Falcon thought for a moment, pondering how best to explain predation in a way that wouldn't come off as self-serving. Finally, he said "Suppose that I hadn't come back there in that alley when that vulture had you cornered?"
"I'd have been vulture food."
"Well, what if you had sharp talons like mine and could fight back?"
"Then, I'd have to fight back, I suppose."
"What if that vulture wouldn't back down and kept trying to eat you?"
"I don't know. I've never really thought about something like that."
"You might have to kill him, wouldn't you?"
"I suppose, if it meant the difference between him living and me dying and him dying and me living, that yes, I'd have no choice but to kill him if I wanted to live," Margalo sighed.

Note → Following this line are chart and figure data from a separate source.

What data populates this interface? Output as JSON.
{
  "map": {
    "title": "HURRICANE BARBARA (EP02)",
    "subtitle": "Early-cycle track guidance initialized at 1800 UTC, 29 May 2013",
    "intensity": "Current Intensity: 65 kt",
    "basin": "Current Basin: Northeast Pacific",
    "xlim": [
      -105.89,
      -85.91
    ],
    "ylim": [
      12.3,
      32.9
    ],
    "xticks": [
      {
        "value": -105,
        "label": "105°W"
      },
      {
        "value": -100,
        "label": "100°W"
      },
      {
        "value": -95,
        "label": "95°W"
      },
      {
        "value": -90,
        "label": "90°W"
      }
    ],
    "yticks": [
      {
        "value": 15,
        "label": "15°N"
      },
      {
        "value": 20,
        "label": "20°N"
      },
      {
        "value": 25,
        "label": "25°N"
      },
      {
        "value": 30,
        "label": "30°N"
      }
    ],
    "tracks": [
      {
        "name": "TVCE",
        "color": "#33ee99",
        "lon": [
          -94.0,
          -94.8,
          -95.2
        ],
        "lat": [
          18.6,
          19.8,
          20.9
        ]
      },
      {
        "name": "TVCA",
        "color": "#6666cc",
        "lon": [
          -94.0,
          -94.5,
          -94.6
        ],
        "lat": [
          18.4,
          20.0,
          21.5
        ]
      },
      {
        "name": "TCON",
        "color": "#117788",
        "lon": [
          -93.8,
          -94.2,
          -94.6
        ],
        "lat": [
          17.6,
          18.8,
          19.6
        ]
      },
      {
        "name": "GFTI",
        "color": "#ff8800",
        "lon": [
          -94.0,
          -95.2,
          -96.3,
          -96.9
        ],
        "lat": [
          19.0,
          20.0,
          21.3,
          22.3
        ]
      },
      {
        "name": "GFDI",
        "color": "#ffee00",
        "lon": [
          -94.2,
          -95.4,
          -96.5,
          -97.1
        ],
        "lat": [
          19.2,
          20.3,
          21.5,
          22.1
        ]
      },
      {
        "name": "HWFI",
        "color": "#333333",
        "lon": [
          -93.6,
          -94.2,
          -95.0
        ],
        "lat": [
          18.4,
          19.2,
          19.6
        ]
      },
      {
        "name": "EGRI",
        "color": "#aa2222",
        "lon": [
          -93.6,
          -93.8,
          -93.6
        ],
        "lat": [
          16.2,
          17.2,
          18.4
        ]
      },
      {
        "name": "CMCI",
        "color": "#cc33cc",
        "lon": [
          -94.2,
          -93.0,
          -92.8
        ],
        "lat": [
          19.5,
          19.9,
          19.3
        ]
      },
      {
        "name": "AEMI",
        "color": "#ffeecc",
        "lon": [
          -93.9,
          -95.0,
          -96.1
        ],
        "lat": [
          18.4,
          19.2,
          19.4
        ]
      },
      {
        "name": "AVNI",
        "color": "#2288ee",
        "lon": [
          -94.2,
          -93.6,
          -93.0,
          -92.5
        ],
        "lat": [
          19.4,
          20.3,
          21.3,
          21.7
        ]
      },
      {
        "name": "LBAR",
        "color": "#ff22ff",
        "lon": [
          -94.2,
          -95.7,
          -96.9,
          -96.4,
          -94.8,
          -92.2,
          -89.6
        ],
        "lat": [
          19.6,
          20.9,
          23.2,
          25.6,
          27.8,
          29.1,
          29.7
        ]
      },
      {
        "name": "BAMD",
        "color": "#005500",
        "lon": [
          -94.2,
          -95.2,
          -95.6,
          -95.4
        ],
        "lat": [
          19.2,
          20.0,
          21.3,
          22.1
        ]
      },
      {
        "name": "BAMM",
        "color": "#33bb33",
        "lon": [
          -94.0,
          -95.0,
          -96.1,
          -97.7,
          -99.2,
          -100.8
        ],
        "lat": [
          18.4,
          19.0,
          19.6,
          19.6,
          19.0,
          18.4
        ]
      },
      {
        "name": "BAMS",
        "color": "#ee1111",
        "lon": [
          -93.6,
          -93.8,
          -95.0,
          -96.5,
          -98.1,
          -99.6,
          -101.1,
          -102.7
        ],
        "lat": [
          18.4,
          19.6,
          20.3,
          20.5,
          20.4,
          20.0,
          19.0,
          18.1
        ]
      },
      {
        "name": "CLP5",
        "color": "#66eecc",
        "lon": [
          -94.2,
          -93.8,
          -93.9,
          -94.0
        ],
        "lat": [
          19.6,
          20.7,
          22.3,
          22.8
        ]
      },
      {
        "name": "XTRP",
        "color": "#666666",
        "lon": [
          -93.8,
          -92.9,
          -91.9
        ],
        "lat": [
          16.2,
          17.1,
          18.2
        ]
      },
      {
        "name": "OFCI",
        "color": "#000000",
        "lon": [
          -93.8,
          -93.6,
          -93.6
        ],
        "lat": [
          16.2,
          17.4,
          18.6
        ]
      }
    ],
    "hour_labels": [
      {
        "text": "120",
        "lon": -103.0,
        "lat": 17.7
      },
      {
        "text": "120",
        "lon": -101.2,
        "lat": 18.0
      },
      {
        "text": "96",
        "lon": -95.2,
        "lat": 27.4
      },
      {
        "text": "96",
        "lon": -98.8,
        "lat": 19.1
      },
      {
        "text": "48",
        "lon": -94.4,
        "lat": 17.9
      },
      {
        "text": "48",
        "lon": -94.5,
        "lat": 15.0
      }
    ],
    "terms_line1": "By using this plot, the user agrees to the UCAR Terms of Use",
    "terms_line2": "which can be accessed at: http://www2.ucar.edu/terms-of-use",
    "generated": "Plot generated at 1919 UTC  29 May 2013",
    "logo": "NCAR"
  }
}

"Now you can understand how I operate. If I don't eat, I get hungry, and will eventually end up as feathers and bones like I found you as. But if I do eat, then the only way for me to eat, other than occasionally snagging something dead from another bird, is if I take a life."
"I guess I understand now. If you don't kill, you don't eat. I see how wrong I was to think you falcons killed for fun."
"For fun? Any falcon who kills for fun is a very nasty bird that I wouldn't want to be around. I take what I need, nothing more. That said, you should now that the stories you heard about us falcons aren't true. Maybe the prey birds take it that way. But, we can't help what we are any more than you can help being what you are. I don't feel that I should have to spend all of my life feeling ashamed because I eat meat."
"No, you can't help what you are and no, you shouldn't feel ashamed for how you were born. I don't blame you for eating meat. It's just that we, well, never took the time to get to know falcons like you. We thought you just existed to kill us."
"No, we have likes and dislikes just like you. And families too."
"I had a family. They were killed in a storm nine days ago. Tree branch fell on them."
"I'm so sorry to hear that. I know what it's like to lose a family."
"You do?"
"Yes. After I left home on my own. I found a falcon I liked and we became a couple. We were going to have a nest soon, but," he paused, shedding a few tears, "she was killed by a hail storm about two months ago. I lost her and our unborn kids. And now I'm all alone."
"That's terrible! But don't you have any friends?"
"I have some birds I talk to every now and then. But I mostly keep to myself. Losing my wife really has kept me down. But now, I have another chance."
"Another chance at what?"
"To have a kid."
"You found another wife?"
"Not yet. But I have found a daughter."
"Where?"
"You. If you'll let me. I didn't just kill that vulture today for food."'
"You didn't?"
"No. I can't stand to see little children picked on. As I said earlier, you should leave the kids alone, unless you're starving and have no choice. He showed no concern for you, despite your pitiful state. He just wanted to eat you, when you clearly needed love and care. And so, after I beat him in that fight, I showed him just as much mercy as he was going to show to you."
Margalo saw that, though Falcon was kind-hearted, it would be most unwise to get on his bad side. He might make a great friend, but he made a scary enemy.
"I'd be glad to be your daughter."
"Good. And I'll try and be a father to you. I know that, being a falcon, I could never replace your canary parents, but I'll do the best I can."
"Thank you."
Lightning flashed in the sky outside the Pishkin Building and Margalo shook in fear. She hated storms! "You don't like storms, do you?" Falcon said.
Margalo shook her head. "They've always scared me. Mom and dad comforted me during them, but I'm even more afraid of them now that-"
"You lost your family during one." Margalo nodded. "Well, I have big enough wings to shelter you and keep you warm. Just let me tuck one over you and we can sleep in peace."
"Thank you, Falcon," Margalo said. He placed a wing gently over her and she cuddled up close to him and went to sleep.
"Goodnight, Margalo my daughter," Falcon said, before falling asleep as well.